After speaking up, Pete Alonso steps up in Mets victory: 'I'm just really fired up'


NEW YORK — A day after he was the only player to speak during a pregame team meeting led by David Stearns and Carlos Mendoza, Pete Alonso delivered one of his best performances of the season. Alonso homered among his three hits and drove in five runs in the New York Mets’ 10-1 beatdown of the Nationals at Citi Field.

With Atlanta losing, the Mets’ pushed their lead for a playoff spot to two games.

“We control our own destiny,” Alonso said. “That’s what we want to do, is win as many ballgames as we can.”

That was largely the message on Monday in the Mets clubhouse when Stearns and Mendoza addressed the team. Alonso spoke at the end, reminding his teammates what was still in front of them.

(The New York Post first reported the team meeting and Alonso’s role within it.)

“It was awesome — just like a little pump-up speech to give us a little push for the next two weeks,” said Mark Vientos. “I feel like we have the edge right now and we’re going to keep it going.”

“That’s been Pete all year,” said J.D. Martinez. “He speaks when he needs to.”

“I just wanted to say something from the heart to the fellas,” Alonso said. “That’s pretty much it.”

“It was cool to hear from all of them,” Tyrone Taylor said. “Just come and be the best version of ourselves.

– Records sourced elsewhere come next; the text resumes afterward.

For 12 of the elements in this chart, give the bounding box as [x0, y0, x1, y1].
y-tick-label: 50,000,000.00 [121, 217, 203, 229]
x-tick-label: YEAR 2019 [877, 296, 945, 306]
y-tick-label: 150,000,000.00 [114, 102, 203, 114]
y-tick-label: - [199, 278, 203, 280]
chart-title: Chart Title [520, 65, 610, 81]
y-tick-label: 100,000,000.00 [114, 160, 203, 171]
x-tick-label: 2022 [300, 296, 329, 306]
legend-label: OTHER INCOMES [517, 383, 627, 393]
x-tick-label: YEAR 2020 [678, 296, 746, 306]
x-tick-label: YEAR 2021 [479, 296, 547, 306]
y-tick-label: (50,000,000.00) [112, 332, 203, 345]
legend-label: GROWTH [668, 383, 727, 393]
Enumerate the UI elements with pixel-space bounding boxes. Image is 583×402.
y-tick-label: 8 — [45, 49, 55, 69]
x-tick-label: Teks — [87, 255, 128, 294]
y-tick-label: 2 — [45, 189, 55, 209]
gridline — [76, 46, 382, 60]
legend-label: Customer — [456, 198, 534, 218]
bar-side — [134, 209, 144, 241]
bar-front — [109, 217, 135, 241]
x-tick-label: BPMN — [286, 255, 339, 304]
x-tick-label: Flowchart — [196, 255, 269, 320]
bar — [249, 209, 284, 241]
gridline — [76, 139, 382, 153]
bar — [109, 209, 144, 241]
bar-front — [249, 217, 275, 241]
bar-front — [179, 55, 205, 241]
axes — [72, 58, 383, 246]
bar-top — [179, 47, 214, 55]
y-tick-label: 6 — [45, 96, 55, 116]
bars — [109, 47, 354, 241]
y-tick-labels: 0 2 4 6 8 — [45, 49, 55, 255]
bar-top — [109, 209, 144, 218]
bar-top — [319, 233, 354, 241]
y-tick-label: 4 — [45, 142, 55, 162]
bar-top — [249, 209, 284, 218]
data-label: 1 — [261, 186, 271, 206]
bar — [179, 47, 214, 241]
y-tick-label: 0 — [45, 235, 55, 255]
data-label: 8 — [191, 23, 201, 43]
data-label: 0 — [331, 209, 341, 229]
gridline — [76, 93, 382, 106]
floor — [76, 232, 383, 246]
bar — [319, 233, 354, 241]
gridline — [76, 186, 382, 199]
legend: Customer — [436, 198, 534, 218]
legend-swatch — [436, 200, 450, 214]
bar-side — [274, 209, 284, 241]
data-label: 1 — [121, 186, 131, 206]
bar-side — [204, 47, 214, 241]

Those are cool words to hear.”

He paused.

“Having fun was also thrown in there,” he said.

Tuesday was certainly fun for New York. Tylor Megill continued his late-season surge, limiting Washington to an unearned run on two hits over six innings. In four starts filling in for the injured Paul Blackburn, Megill has allowed four earned runs in 21 2/3 innings; the Mets are 4-0 in those games.

Luisangel Acuña, playing for Francisco Lindor at shortstop, rebounded from an early error to come through with three hits, including an RBI double and the first home run of his major-league career.

And Alonso helped break the game open early and put it away late. The first baseman has not had a poor year. But this season for Alonso has lacked the big, timely hits he had routinely provided in the past. His OPS with runners in scoring position is down 200 points from his career norm.

On Tuesday at least, he delivered in those moments. With the bases loaded in the third inning, his broken-bat blooper plunked down behind first base to score two — the kind of batted-ball luck that has often eluded him since the start of last season.

Three innings later, he pummeled a 1-2 fastball on the inner half to left field for a three-run homer — his first three-run blast in three months.

“I feel really good,” Alonso said. “I just want to continue to have quality at-bats.”

“He can carry a team,” Mendoza said. “It was good for him to say what he needed to say, and to go out there and back it up is good.”

This would not be the first time a strong game from Alonso has hinted at a characteristic hot streak to come; that stretch has yet to arrive in full force in 2024. There are 11 regular-season games for it yet. Alonso and the Mets hope there’s even more time than that — that this is not his final homestand in Queens.

“This place is really special,” he said of New York. “I’m just really fired up because of the situation we’ve put ourselves in.”